Llueven las denuncias en contra de la ruta que fue inaugurada hace más de un año y vendida como una conquista para quienes se desplazan en bicicleta, sin embargo, se ha convertido en el foco constante de críticas, en una especie de ring de peleas entre ciclistas y chóferes, así como en una vía caótica y desordenada.

El permanente ruido de las bocinas, el embotellamiento vehicular, los gritos y discusiones entre conductores de autobuses, carros, motores y bicicletas, para muchos, evidencia que en este caso la cura ha sido peor que la enfermedad.

Los muros divisorios o pilotillos no son respetados y muchos se encuentran en deterioro por los golpes que aparentemente han recibido, según versiones de chóferes, los accidentes son frecuentes.

Los transportistas públicos han manifestado que pocos ciclistas de la capital utilizan la vía, por lo que sugieren eliminar los pequeños muros para que el tránsito fluya en la zona.

La ciclovía parece caldo de cultivo para los problemas de tránsito aseguran quienes han sufrido las consecuencias de circular por los tramos que abarca.

Hablamos de un total de ocho kilómetros entre las avenidas Simón Bolívar, Pedro Henríquez Ureña, Doctor Delgado, Abraham Lin­coln y César Nicolás Penson.

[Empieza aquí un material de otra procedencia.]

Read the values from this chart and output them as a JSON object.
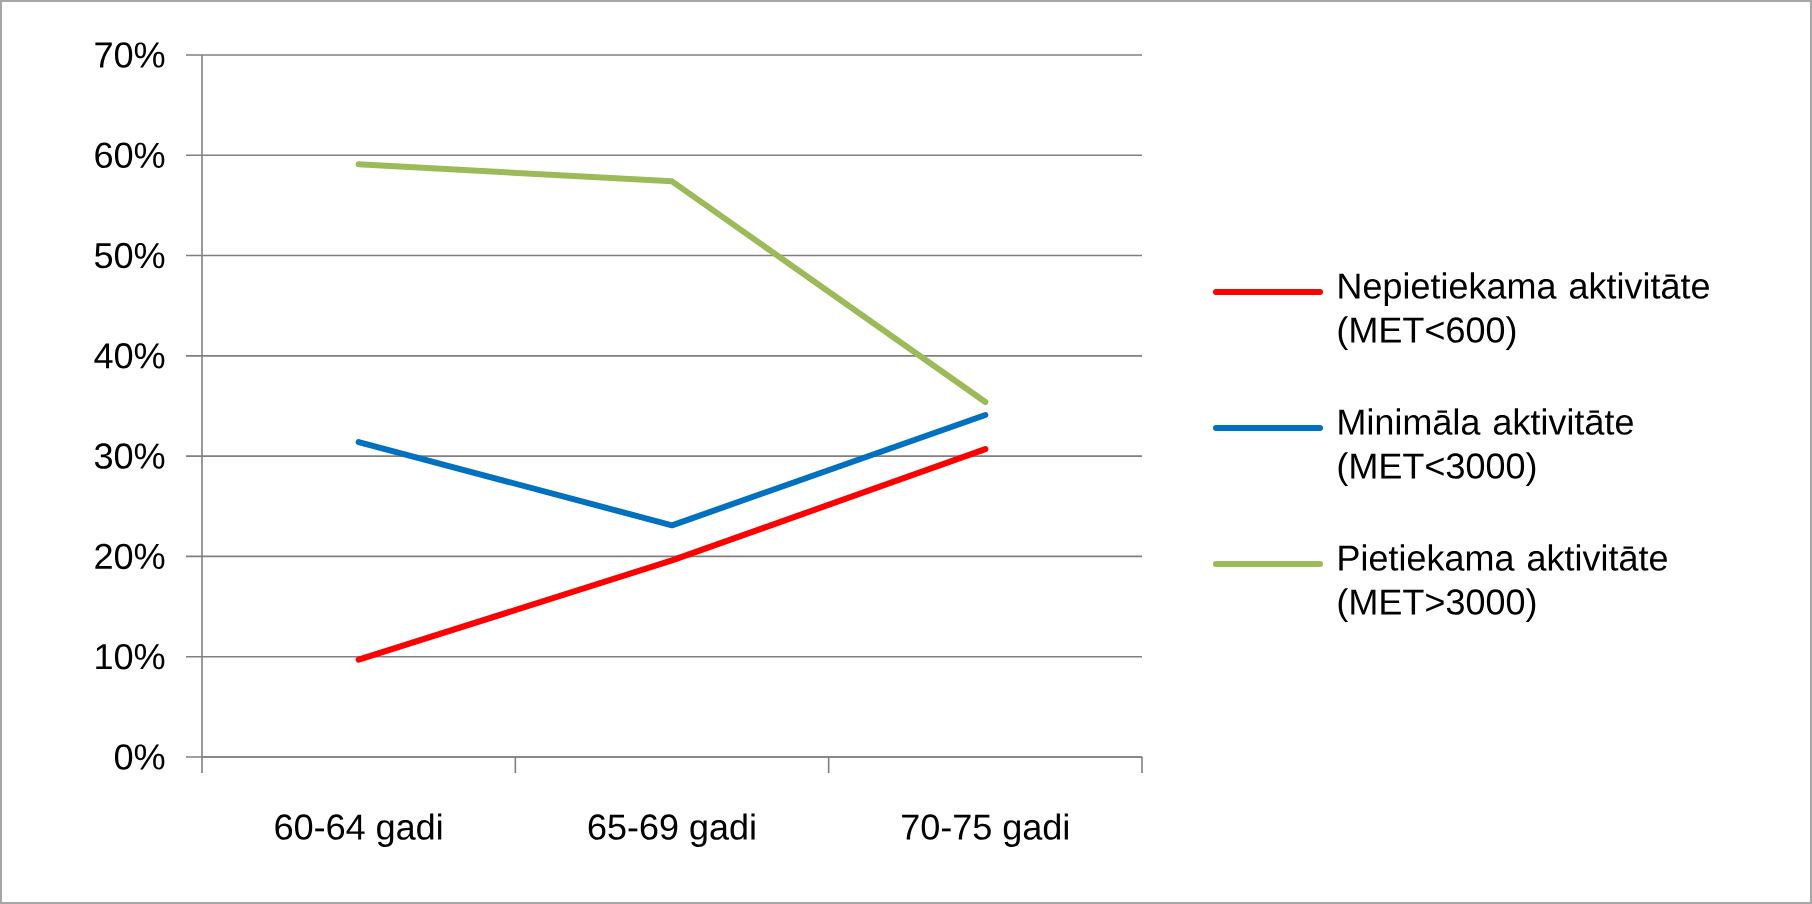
{
  "chart_data": {
    "type": "line",
    "categories": [
      "60-64 gadi",
      "65-69 gadi",
      "70-75 gadi"
    ],
    "series": [
      {
        "name": "Nepietiekama aktivitāte  (MET<600)",
        "color": "#ff0000",
        "values": [
          9.7,
          19.6,
          30.7
        ]
      },
      {
        "name": "Minimāla aktivitāte (MET<3000)",
        "color": "#0070c0",
        "values": [
          31.4,
          23.1,
          34.1
        ]
      },
      {
        "name": "Pietiekama aktivitāte (MET>3000)",
        "color": "#9bbb59",
        "values": [
          59.1,
          57.4,
          35.4
        ]
      }
    ],
    "ylim": [
      0,
      70
    ],
    "yticks": [
      {
        "value": 0,
        "label": "0%"
      },
      {
        "value": 10,
        "label": "10%"
      },
      {
        "value": 20,
        "label": "20%"
      },
      {
        "value": 30,
        "label": "30%"
      },
      {
        "value": 40,
        "label": "40%"
      },
      {
        "value": 50,
        "label": "50%"
      },
      {
        "value": 60,
        "label": "60%"
      },
      {
        "value": 70,
        "label": "70%"
      }
    ],
    "grid": "y",
    "legend": "right",
    "marker": "none",
    "line_style": "solid"
  }
}
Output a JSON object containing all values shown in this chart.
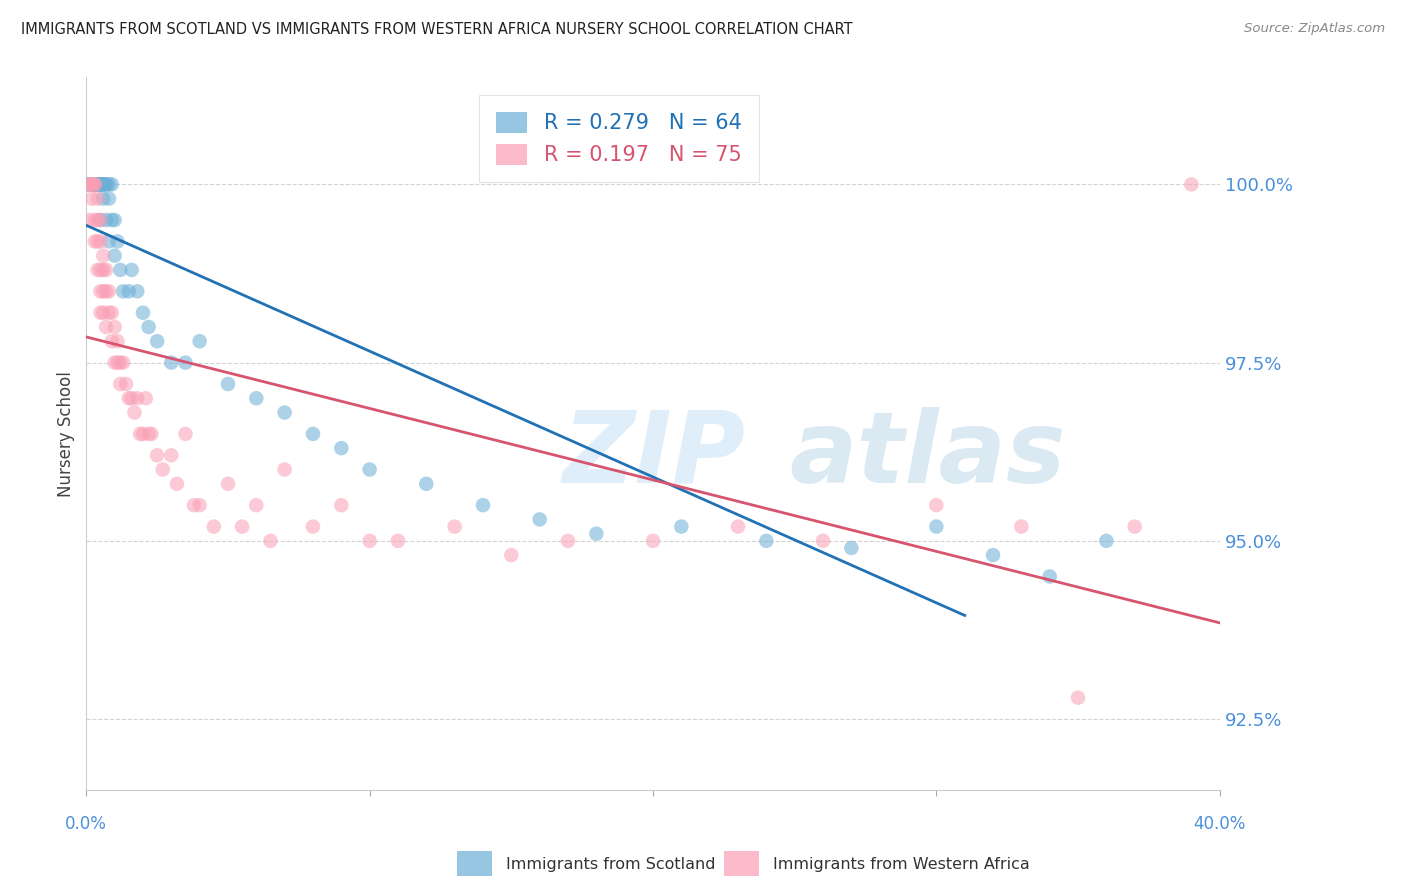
{
  "title": "IMMIGRANTS FROM SCOTLAND VS IMMIGRANTS FROM WESTERN AFRICA NURSERY SCHOOL CORRELATION CHART",
  "source": "Source: ZipAtlas.com",
  "ylabel": "Nursery School",
  "yticks": [
    92.5,
    95.0,
    97.5,
    100.0
  ],
  "xlim": [
    0.0,
    0.4
  ],
  "ylim": [
    91.5,
    101.5
  ],
  "scotland_R": 0.279,
  "scotland_N": 64,
  "western_africa_R": 0.197,
  "western_africa_N": 75,
  "scotland_color": "#6baed6",
  "western_africa_color": "#fa9fb5",
  "scotland_line_color": "#2171b5",
  "western_africa_line_color": "#d6546e",
  "background_color": "#ffffff",
  "grid_color": "#c8c8c8",
  "title_color": "#222222",
  "axis_label_color": "#4a90d9",
  "scotland_points_x": [
    0.001,
    0.001,
    0.002,
    0.002,
    0.002,
    0.003,
    0.003,
    0.003,
    0.003,
    0.003,
    0.004,
    0.004,
    0.004,
    0.004,
    0.004,
    0.004,
    0.005,
    0.005,
    0.005,
    0.005,
    0.005,
    0.006,
    0.006,
    0.006,
    0.006,
    0.007,
    0.007,
    0.007,
    0.008,
    0.008,
    0.008,
    0.009,
    0.009,
    0.01,
    0.01,
    0.011,
    0.012,
    0.013,
    0.015,
    0.016,
    0.018,
    0.02,
    0.022,
    0.025,
    0.03,
    0.035,
    0.04,
    0.05,
    0.06,
    0.07,
    0.08,
    0.09,
    0.1,
    0.12,
    0.14,
    0.16,
    0.18,
    0.21,
    0.24,
    0.27,
    0.3,
    0.32,
    0.34,
    0.36
  ],
  "scotland_points_y": [
    100.0,
    100.0,
    100.0,
    100.0,
    100.0,
    100.0,
    100.0,
    100.0,
    100.0,
    100.0,
    100.0,
    100.0,
    100.0,
    100.0,
    100.0,
    100.0,
    100.0,
    100.0,
    100.0,
    100.0,
    99.5,
    100.0,
    100.0,
    100.0,
    99.8,
    100.0,
    100.0,
    99.5,
    100.0,
    99.8,
    99.2,
    100.0,
    99.5,
    99.5,
    99.0,
    99.2,
    98.8,
    98.5,
    98.5,
    98.8,
    98.5,
    98.2,
    98.0,
    97.8,
    97.5,
    97.5,
    97.8,
    97.2,
    97.0,
    96.8,
    96.5,
    96.3,
    96.0,
    95.8,
    95.5,
    95.3,
    95.1,
    95.2,
    95.0,
    94.9,
    95.2,
    94.8,
    94.5,
    95.0
  ],
  "western_africa_points_x": [
    0.001,
    0.001,
    0.001,
    0.002,
    0.002,
    0.002,
    0.003,
    0.003,
    0.003,
    0.003,
    0.004,
    0.004,
    0.004,
    0.004,
    0.005,
    0.005,
    0.005,
    0.005,
    0.005,
    0.006,
    0.006,
    0.006,
    0.006,
    0.007,
    0.007,
    0.007,
    0.008,
    0.008,
    0.009,
    0.009,
    0.01,
    0.01,
    0.011,
    0.011,
    0.012,
    0.012,
    0.013,
    0.014,
    0.015,
    0.016,
    0.017,
    0.018,
    0.019,
    0.02,
    0.021,
    0.022,
    0.023,
    0.025,
    0.027,
    0.03,
    0.032,
    0.035,
    0.038,
    0.04,
    0.045,
    0.05,
    0.055,
    0.06,
    0.065,
    0.07,
    0.08,
    0.09,
    0.1,
    0.11,
    0.13,
    0.15,
    0.17,
    0.2,
    0.23,
    0.26,
    0.3,
    0.33,
    0.35,
    0.37,
    0.39
  ],
  "western_africa_points_y": [
    100.0,
    100.0,
    99.5,
    100.0,
    100.0,
    99.8,
    100.0,
    100.0,
    99.5,
    99.2,
    99.8,
    99.5,
    99.2,
    98.8,
    99.5,
    99.2,
    98.8,
    98.5,
    98.2,
    99.0,
    98.8,
    98.5,
    98.2,
    98.8,
    98.5,
    98.0,
    98.5,
    98.2,
    98.2,
    97.8,
    98.0,
    97.5,
    97.8,
    97.5,
    97.5,
    97.2,
    97.5,
    97.2,
    97.0,
    97.0,
    96.8,
    97.0,
    96.5,
    96.5,
    97.0,
    96.5,
    96.5,
    96.2,
    96.0,
    96.2,
    95.8,
    96.5,
    95.5,
    95.5,
    95.2,
    95.8,
    95.2,
    95.5,
    95.0,
    96.0,
    95.2,
    95.5,
    95.0,
    95.0,
    95.2,
    94.8,
    95.0,
    95.0,
    95.2,
    95.0,
    95.5,
    95.2,
    92.8,
    95.2,
    100.0
  ]
}
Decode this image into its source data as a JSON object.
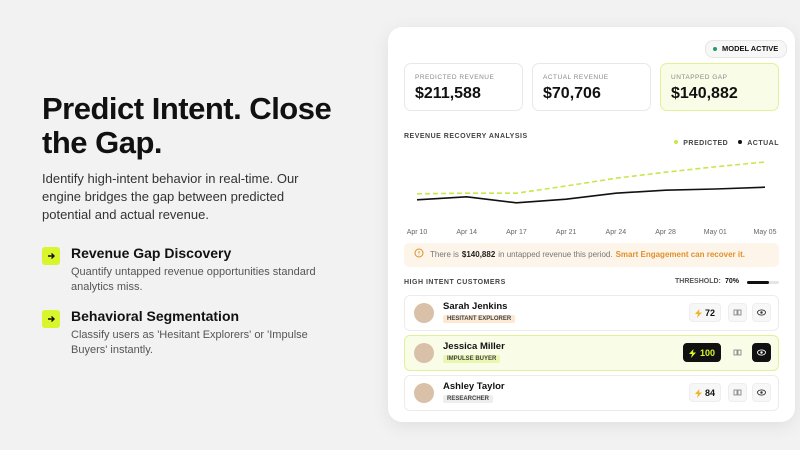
{
  "hero": {
    "title": "Predict Intent. Close the Gap.",
    "description": "Identify high-intent behavior in real-time. Our engine bridges the gap between predicted potential and actual revenue.",
    "features": [
      {
        "title": "Revenue Gap Discovery",
        "description": "Quantify untapped revenue opportunities standard analytics miss."
      },
      {
        "title": "Behavioral Segmentation",
        "description": "Classify users as 'Hesitant Explorers' or 'Impulse Buyers' instantly."
      }
    ]
  },
  "dashboard": {
    "status": "MODEL ACTIVE",
    "kpis": [
      {
        "label": "PREDICTED REVENUE",
        "value": "$211,588"
      },
      {
        "label": "ACTUAL REVENUE",
        "value": "$70,706"
      },
      {
        "label": "UNTAPPED GAP",
        "value": "$140,882"
      }
    ]
  },
  "chart_data": {
    "type": "line",
    "title": "REVENUE RECOVERY ANALYSIS",
    "categories": [
      "Apr 10",
      "Apr 14",
      "Apr 17",
      "Apr 21",
      "Apr 24",
      "Apr 28",
      "May 01",
      "May 05"
    ],
    "series": [
      {
        "name": "PREDICTED",
        "color": "#c5e84a",
        "dashed": true,
        "values": [
          27,
          28,
          28,
          40,
          53,
          63,
          72,
          80
        ]
      },
      {
        "name": "ACTUAL",
        "color": "#111111",
        "dashed": false,
        "values": [
          17,
          22,
          12,
          18,
          28,
          33,
          35,
          38
        ]
      }
    ],
    "ylim": [
      0,
      100
    ]
  },
  "alert": {
    "segments": [
      "There is",
      "$140,882",
      "in untapped revenue this period.",
      "Smart Engagement can recover it."
    ]
  },
  "customers": {
    "title": "HIGH INTENT CUSTOMERS",
    "threshold_label": "THRESHOLD:",
    "threshold": "70%",
    "rows": [
      {
        "name": "Sarah Jenkins",
        "tag": "HESITANT EXPLORER",
        "score": 72
      },
      {
        "name": "Jessica Miller",
        "tag": "IMPULSE BUYER",
        "score": 100
      },
      {
        "name": "Ashley Taylor",
        "tag": "RESEARCHER",
        "score": 84
      }
    ]
  }
}
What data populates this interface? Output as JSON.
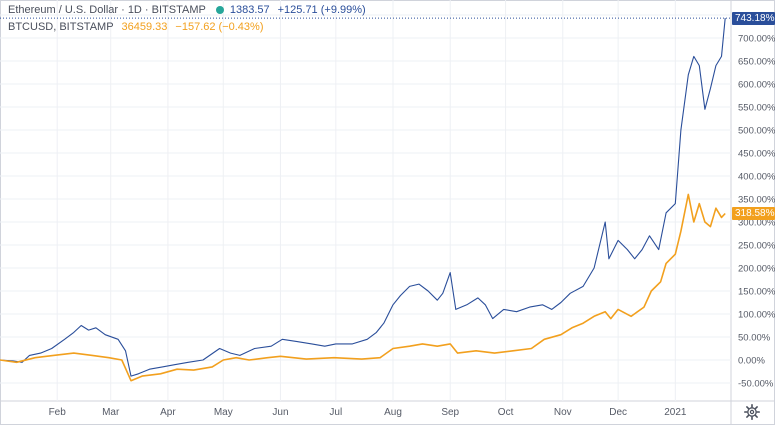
{
  "legend": {
    "eth": {
      "title": "Ethereum / U.S. Dollar · 1D · BITSTAMP",
      "price": "1383.57",
      "change": "+125.71 (+9.99%)"
    },
    "btc": {
      "title": "BTCUSD, BITSTAMP",
      "price": "36459.33",
      "change": "−157.62 (−0.43%)"
    }
  },
  "price_tags": {
    "eth": "743.18%",
    "btc": "318.58%"
  },
  "settings_icon": "gear-icon",
  "colors": {
    "eth": "#2a4e9a",
    "btc": "#f2a01e",
    "grid": "#eef0f4",
    "axis_text": "#555a66"
  },
  "chart_data": {
    "type": "line",
    "title": "",
    "xlabel": "",
    "ylabel": "",
    "y_unit": "%",
    "y_scale": "percent-change",
    "ylim": [
      -70,
      760
    ],
    "y_ticks": [
      "750.00%",
      "700.00%",
      "650.00%",
      "600.00%",
      "550.00%",
      "500.00%",
      "450.00%",
      "400.00%",
      "350.00%",
      "300.00%",
      "250.00%",
      "200.00%",
      "150.00%",
      "100.00%",
      "50.00%",
      "0.00%",
      "-50.00%"
    ],
    "y_tick_values": [
      750,
      700,
      650,
      600,
      550,
      500,
      450,
      400,
      350,
      300,
      250,
      200,
      150,
      100,
      50,
      0,
      -50
    ],
    "x_ticks": [
      "Feb",
      "Mar",
      "Apr",
      "May",
      "Jun",
      "Jul",
      "Aug",
      "Sep",
      "Oct",
      "Nov",
      "Dec",
      "2021"
    ],
    "x_tick_dates": [
      "2020-02-01",
      "2020-03-01",
      "2020-04-01",
      "2020-05-01",
      "2020-06-01",
      "2020-07-01",
      "2020-08-01",
      "2020-09-01",
      "2020-10-01",
      "2020-11-01",
      "2020-12-01",
      "2021-01-01"
    ],
    "xlim": [
      "2020-01-01",
      "2021-01-29"
    ],
    "grid": true,
    "series": [
      {
        "name": "Ethereum / U.S. Dollar",
        "color": "#2a4e9a",
        "points": [
          [
            "2020-01-01",
            0
          ],
          [
            "2020-01-08",
            -2
          ],
          [
            "2020-01-13",
            -5
          ],
          [
            "2020-01-17",
            10
          ],
          [
            "2020-01-23",
            15
          ],
          [
            "2020-01-29",
            25
          ],
          [
            "2020-02-05",
            45
          ],
          [
            "2020-02-10",
            60
          ],
          [
            "2020-02-14",
            75
          ],
          [
            "2020-02-18",
            65
          ],
          [
            "2020-02-22",
            70
          ],
          [
            "2020-02-27",
            55
          ],
          [
            "2020-03-05",
            45
          ],
          [
            "2020-03-09",
            20
          ],
          [
            "2020-03-12",
            -35
          ],
          [
            "2020-03-16",
            -30
          ],
          [
            "2020-03-22",
            -20
          ],
          [
            "2020-03-29",
            -15
          ],
          [
            "2020-04-05",
            -10
          ],
          [
            "2020-04-12",
            -5
          ],
          [
            "2020-04-20",
            0
          ],
          [
            "2020-04-29",
            25
          ],
          [
            "2020-05-05",
            15
          ],
          [
            "2020-05-10",
            10
          ],
          [
            "2020-05-18",
            25
          ],
          [
            "2020-05-27",
            30
          ],
          [
            "2020-06-02",
            45
          ],
          [
            "2020-06-10",
            40
          ],
          [
            "2020-06-18",
            35
          ],
          [
            "2020-06-25",
            30
          ],
          [
            "2020-07-01",
            35
          ],
          [
            "2020-07-10",
            35
          ],
          [
            "2020-07-18",
            45
          ],
          [
            "2020-07-23",
            60
          ],
          [
            "2020-07-27",
            80
          ],
          [
            "2020-08-01",
            120
          ],
          [
            "2020-08-05",
            140
          ],
          [
            "2020-08-10",
            160
          ],
          [
            "2020-08-15",
            165
          ],
          [
            "2020-08-20",
            150
          ],
          [
            "2020-08-25",
            130
          ],
          [
            "2020-08-28",
            145
          ],
          [
            "2020-09-01",
            190
          ],
          [
            "2020-09-04",
            110
          ],
          [
            "2020-09-10",
            120
          ],
          [
            "2020-09-16",
            135
          ],
          [
            "2020-09-20",
            120
          ],
          [
            "2020-09-24",
            90
          ],
          [
            "2020-09-30",
            110
          ],
          [
            "2020-10-07",
            105
          ],
          [
            "2020-10-14",
            115
          ],
          [
            "2020-10-21",
            120
          ],
          [
            "2020-10-26",
            110
          ],
          [
            "2020-10-31",
            125
          ],
          [
            "2020-11-05",
            145
          ],
          [
            "2020-11-12",
            160
          ],
          [
            "2020-11-18",
            200
          ],
          [
            "2020-11-24,",
            300
          ],
          [
            "2020-11-26",
            220
          ],
          [
            "2020-12-01",
            260
          ],
          [
            "2020-12-06",
            240
          ],
          [
            "2020-12-10",
            220
          ],
          [
            "2020-12-14",
            240
          ],
          [
            "2020-12-18",
            270
          ],
          [
            "2020-12-23",
            240
          ],
          [
            "2020-12-27",
            320
          ],
          [
            "2021-01-01",
            340
          ],
          [
            "2021-01-04",
            500
          ],
          [
            "2021-01-08",
            620
          ],
          [
            "2021-01-11",
            660
          ],
          [
            "2021-01-14",
            640
          ],
          [
            "2021-01-17",
            545
          ],
          [
            "2021-01-20",
            590
          ],
          [
            "2021-01-23",
            640
          ],
          [
            "2021-01-26",
            660
          ],
          [
            "2021-01-28",
            743.18
          ]
        ]
      },
      {
        "name": "BTCUSD",
        "color": "#f2a01e",
        "points": [
          [
            "2020-01-01",
            0
          ],
          [
            "2020-01-10",
            -5
          ],
          [
            "2020-01-20",
            5
          ],
          [
            "2020-01-30",
            10
          ],
          [
            "2020-02-10",
            15
          ],
          [
            "2020-02-20",
            10
          ],
          [
            "2020-02-29",
            5
          ],
          [
            "2020-03-07",
            0
          ],
          [
            "2020-03-12",
            -45
          ],
          [
            "2020-03-18",
            -35
          ],
          [
            "2020-03-28",
            -30
          ],
          [
            "2020-04-06",
            -20
          ],
          [
            "2020-04-15",
            -22
          ],
          [
            "2020-04-25",
            -15
          ],
          [
            "2020-05-01",
            0
          ],
          [
            "2020-05-08",
            5
          ],
          [
            "2020-05-15",
            0
          ],
          [
            "2020-05-25",
            5
          ],
          [
            "2020-06-01",
            8
          ],
          [
            "2020-06-15",
            2
          ],
          [
            "2020-06-30",
            5
          ],
          [
            "2020-07-15",
            2
          ],
          [
            "2020-07-25",
            5
          ],
          [
            "2020-08-01",
            25
          ],
          [
            "2020-08-10",
            30
          ],
          [
            "2020-08-17",
            35
          ],
          [
            "2020-08-25",
            30
          ],
          [
            "2020-09-01",
            35
          ],
          [
            "2020-09-05",
            15
          ],
          [
            "2020-09-15",
            20
          ],
          [
            "2020-09-25",
            15
          ],
          [
            "2020-10-05",
            20
          ],
          [
            "2020-10-15",
            25
          ],
          [
            "2020-10-22",
            45
          ],
          [
            "2020-10-31",
            55
          ],
          [
            "2020-11-06",
            70
          ],
          [
            "2020-11-12",
            80
          ],
          [
            "2020-11-18",
            95
          ],
          [
            "2020-11-24",
            105
          ],
          [
            "2020-11-27",
            90
          ],
          [
            "2020-12-01",
            110
          ],
          [
            "2020-12-08",
            95
          ],
          [
            "2020-12-15",
            115
          ],
          [
            "2020-12-19",
            150
          ],
          [
            "2020-12-24",
            170
          ],
          [
            "2020-12-27",
            210
          ],
          [
            "2021-01-01",
            230
          ],
          [
            "2021-01-04",
            280
          ],
          [
            "2021-01-08",
            360
          ],
          [
            "2021-01-11",
            300
          ],
          [
            "2021-01-14",
            340
          ],
          [
            "2021-01-17",
            300
          ],
          [
            "2021-01-20",
            290
          ],
          [
            "2021-01-23",
            330
          ],
          [
            "2021-01-26",
            310
          ],
          [
            "2021-01-28",
            318.58
          ]
        ]
      }
    ]
  }
}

Para algunos conductores, resulta inexplicable que el Ayuntamiento del Distrito Nacional no se haya percatado de la complicación provocada por la ciclovía, mientras otros se preguntan si antes de establecerse se hizo un estudio de impacto, a lo que ha debido seguir un monitoreo de la forma en que ha venido desarrollándose.

Quienes se quejan de la ciclovía, indican que están a favor de que se proteja a los ciclistas para un desplazamiento seguro, pero consideran que la forma en que se ha estructurado el plan no es conveniente y que incluso podría poner en riesgo a los propios pedalistas.

Algunos llegan más lejos al temer que se puedan provocar tragedias, tras advertir que de ocurrir la responsabilidad recaería en la alcaldesa Carolina Mejía, aunque la idea, el trazado y la ejecución de la ciclovía haya provenido de técnicos y asesores de tránsito urbano.

Los conductores aseguraron a Noticias SIN que se les dificulta trabajar por los largos taponamientos que se forman en la vía, debido a que solo hay disponible un carril y poco más de la mitad del otro para todos los conductores.

Los choferes del transporte colectivo manifestaron que pocos ciclistas de la capital utilizan la vía, por lo que entienden que se hace necesario eliminar los pequeños muros  para que el tránsito fluya en la zona.

En la avenida Bolívar también se pudo observar que faltaban muros de la ciclovía y choferes que salían  de otras calles o edificios hicieron giros amplios para evitar chocar contra alguno y  algunos conducían sobre ellos para entrar a alguna entidad.

Los conductores  que cruzan desde la avenida Abraham Lincoln a la Pedro Henríquez Ureña, donde inicia la ciclovía, solo pueden conducir por el segundo carril, ya que el primero es utilizado casi a la mitad por la ciclovía y el tercero es usado como parqueo por los residentes de la zona casi en su totalidad.

La señalización  de la ciclovía en la Pedro Henríquez Ureña  llega hasta la avenida Delgado, donde solamente hay letreros que indican a los ciclistas que esa vía forma parte de la ruta, hasta el Parque Independencia, donde continúan las líneas.

Durante las horas de la mañana Noticias SIN solo pudo observar una personas en bicicleta utilizando ciclovía del Distrito Nacional.